X_test = test_set.drop('median_house_value', axis = 1)
y_test = test_set['median_house_value'].copy()

X_test_ready = full_pipeline.transform(X_test)

predictions = model.predict(X_test_ready)
mse = mean_squared_error(y_test,predictions)
rmse = np.sqrt(mse)
rmse

48412.374859911215

#### Usually the test error is worse than the one on the validation set. It did not happen in this specific project, but when it happens it is important to not use this metric to tweak the hyperparameters until the test error improves, as this will only overfit the model on the test set.

# 7. Present your solution

1. Document what you have done.
2. Create a nice presentation: make sure you highlight the big picture first.
3. Explain why your solution achieves the business objective.
4. Don’t forget to present interesting points you noticed along the way: describe what worked and what did not, list your assumptions and your system’s limitations.
5. Ensure your key findings are communicated through beautiful visualizations or easy-to-remember statements (e.g., “the median income is the number-one predictor of housing prices”).

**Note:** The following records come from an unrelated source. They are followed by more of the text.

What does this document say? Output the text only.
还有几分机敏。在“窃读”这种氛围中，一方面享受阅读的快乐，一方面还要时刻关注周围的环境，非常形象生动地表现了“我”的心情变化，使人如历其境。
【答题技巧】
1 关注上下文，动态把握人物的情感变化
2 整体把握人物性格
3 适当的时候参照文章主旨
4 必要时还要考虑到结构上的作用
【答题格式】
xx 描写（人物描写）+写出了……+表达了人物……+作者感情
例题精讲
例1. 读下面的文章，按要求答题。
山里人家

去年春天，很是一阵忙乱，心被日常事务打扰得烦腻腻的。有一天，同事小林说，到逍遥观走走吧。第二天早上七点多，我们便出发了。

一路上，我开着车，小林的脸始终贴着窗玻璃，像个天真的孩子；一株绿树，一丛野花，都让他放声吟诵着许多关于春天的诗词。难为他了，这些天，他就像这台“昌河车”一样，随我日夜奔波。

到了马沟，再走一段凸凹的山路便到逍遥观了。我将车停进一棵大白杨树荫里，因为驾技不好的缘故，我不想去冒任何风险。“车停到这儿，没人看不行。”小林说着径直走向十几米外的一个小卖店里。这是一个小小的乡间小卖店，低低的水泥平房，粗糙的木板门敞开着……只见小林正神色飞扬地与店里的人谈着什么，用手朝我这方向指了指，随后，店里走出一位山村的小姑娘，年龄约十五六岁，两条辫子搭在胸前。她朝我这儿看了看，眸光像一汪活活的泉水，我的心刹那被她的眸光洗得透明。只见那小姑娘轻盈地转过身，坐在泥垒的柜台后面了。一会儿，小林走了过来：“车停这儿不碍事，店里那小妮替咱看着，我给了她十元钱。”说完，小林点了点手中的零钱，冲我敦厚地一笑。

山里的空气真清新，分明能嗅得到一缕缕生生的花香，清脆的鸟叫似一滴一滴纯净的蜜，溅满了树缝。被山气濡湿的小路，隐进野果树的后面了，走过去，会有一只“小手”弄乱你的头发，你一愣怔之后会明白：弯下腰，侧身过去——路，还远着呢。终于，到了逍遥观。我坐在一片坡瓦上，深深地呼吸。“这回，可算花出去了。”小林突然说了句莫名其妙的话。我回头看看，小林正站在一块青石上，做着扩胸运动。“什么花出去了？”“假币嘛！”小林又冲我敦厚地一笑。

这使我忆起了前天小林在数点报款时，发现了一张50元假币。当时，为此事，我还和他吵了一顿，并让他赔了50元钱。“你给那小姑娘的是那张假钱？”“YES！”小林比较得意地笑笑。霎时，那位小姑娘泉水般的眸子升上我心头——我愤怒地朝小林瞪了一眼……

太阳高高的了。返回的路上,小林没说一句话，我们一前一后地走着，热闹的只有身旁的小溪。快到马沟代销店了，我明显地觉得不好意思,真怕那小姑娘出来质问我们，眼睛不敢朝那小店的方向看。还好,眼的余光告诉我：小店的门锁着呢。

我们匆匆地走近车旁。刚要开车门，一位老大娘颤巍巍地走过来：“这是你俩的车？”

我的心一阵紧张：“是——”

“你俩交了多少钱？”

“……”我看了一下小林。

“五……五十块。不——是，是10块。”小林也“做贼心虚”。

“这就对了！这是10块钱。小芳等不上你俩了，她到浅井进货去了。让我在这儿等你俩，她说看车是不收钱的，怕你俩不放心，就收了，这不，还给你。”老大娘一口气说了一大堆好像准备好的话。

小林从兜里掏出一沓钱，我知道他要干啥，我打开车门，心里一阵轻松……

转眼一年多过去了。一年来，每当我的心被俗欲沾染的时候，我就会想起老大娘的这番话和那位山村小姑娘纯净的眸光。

# 8. Launch, monitor, and maintain your system

1. Get your solution ready for production 
2. Write monitoring code to check your system’s live performance at regular intervals and trigger alerts when it drops. Beware of slow degradation
3. Retrain your models on a regular basis on fresh data (automate as much as possible).